Carvalho could now understand the pedantic pursuit of perfection Evander had insisted upon when designing the QSD unit. His Pascal 2 code also gave him a closer insight regarding Stella’s work with the Axis reproduction project. That programme had moved on. The firstborn, Rene was now completely independent of monitoring probes and tubes, and developing well. She was the delight of the Echus community. Others had followed and the laboratory techniques had improved to give higher embryo survival rates. The situation with human genetic adaptation to the code would be allowed to develop at its own pace except for super stem cell grafts to the parents. Stella’s procedure was scheduled for three months after the imminent birth of their third child.
Epsilon Eridani had experienced some teething problems with trial flights in the small QSD version. Now that Evander was satisfied about all design aspects, and had gone back to Earth, the Symbiants took over the task of advising on such problems; it was always done together with a code endowed Axis technician to ensure avoidance of semantic errors in their language. This had become crucial as they had developed ‘dialects’ in each location after three million years. Reports were due from Epsilon on whether the recommendations had fixed the problem.

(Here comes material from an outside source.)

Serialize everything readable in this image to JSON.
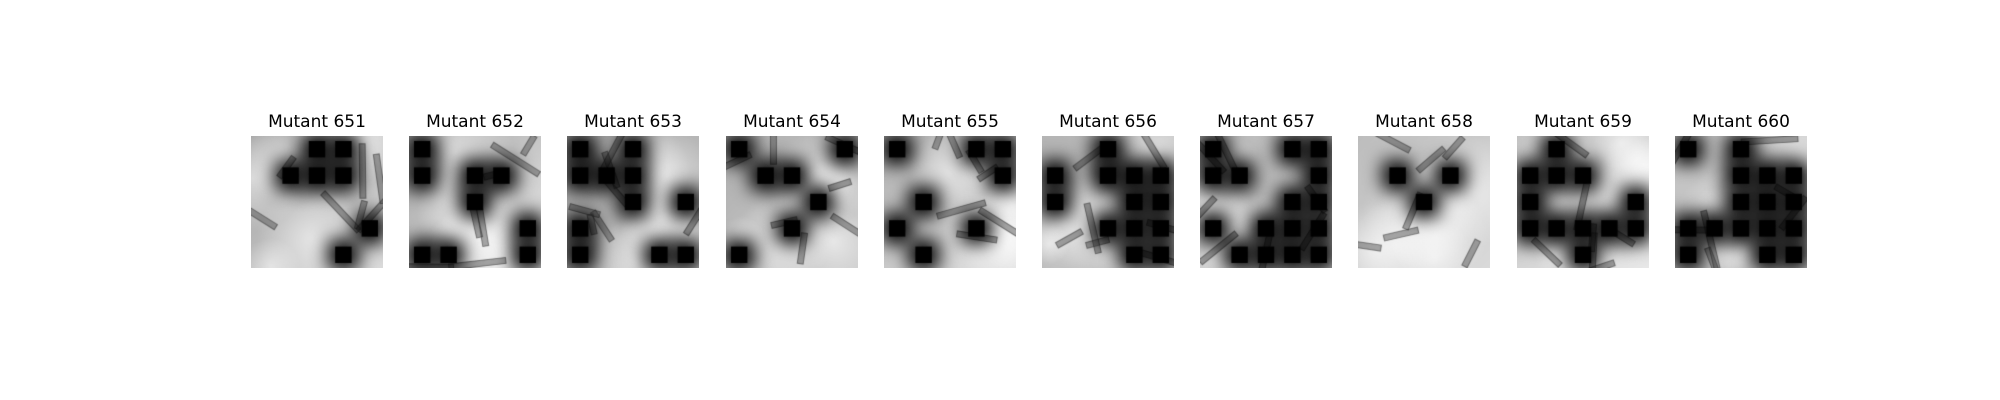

The predicament of the MDVs had been resolved. They would be taken to Nexus in recognition of their part as the blue touch paper in igniting progress to reproductive recovery. They would enhance any surviving fauna on the planet. The atmosphere on Nexus had to be a concern for all travellers except the Symbiants. The artificially Axis controlled internal Martian environment had been set at nine to ten percent oxygen, three million years ago. This was lower than their natural environment on Ne
xus at that time. It was lowered due to the initial difficulties in Martian sequestering technology. They had acclimatised over the millennia just as humans and MDVs had, to the current Martian levels of circa seventeen percent. The concern was more about whether the Nexus atmosphere had survived and if so what the composition would now be. When the Axis had left it contained 15.22%. The fact that Gliese had picked up radio waves gave some basis for thinking that it had been a mass but not total extinction event. If this was so, there should be a reasonable level of oxygen. Nevertheless contingency preparations were being made to sequester oxygen to storage if the levels were too low to breathe. The mass of red crystal was also important in the event of lack of forestation. Alex 2 pointed out that it would be advisable to determine if there were survivors, or search if not, for any crystal deposit.
********
Kinsey had not taken long to pull in recruits who could ‘blend’ into the investigation. Hong Kong had become a fertile source of double agents. The trail of the two officers who had left Beijing in quick succession had long been cold. This was good news in a way because the extremely belated discovery would serve to make them think they had already got away with the theft. It wouldn’t seem feasible to them, or particularly their employers, that such significant implications could be covered up. The new Hong Kong recruits would start at the family villages of the man and woman. They had photos which had been doctored to include themselves and the thieves together in casual dress at a holiday resort. The ploy would be a reunion bachelor party before the life-changing betrothal.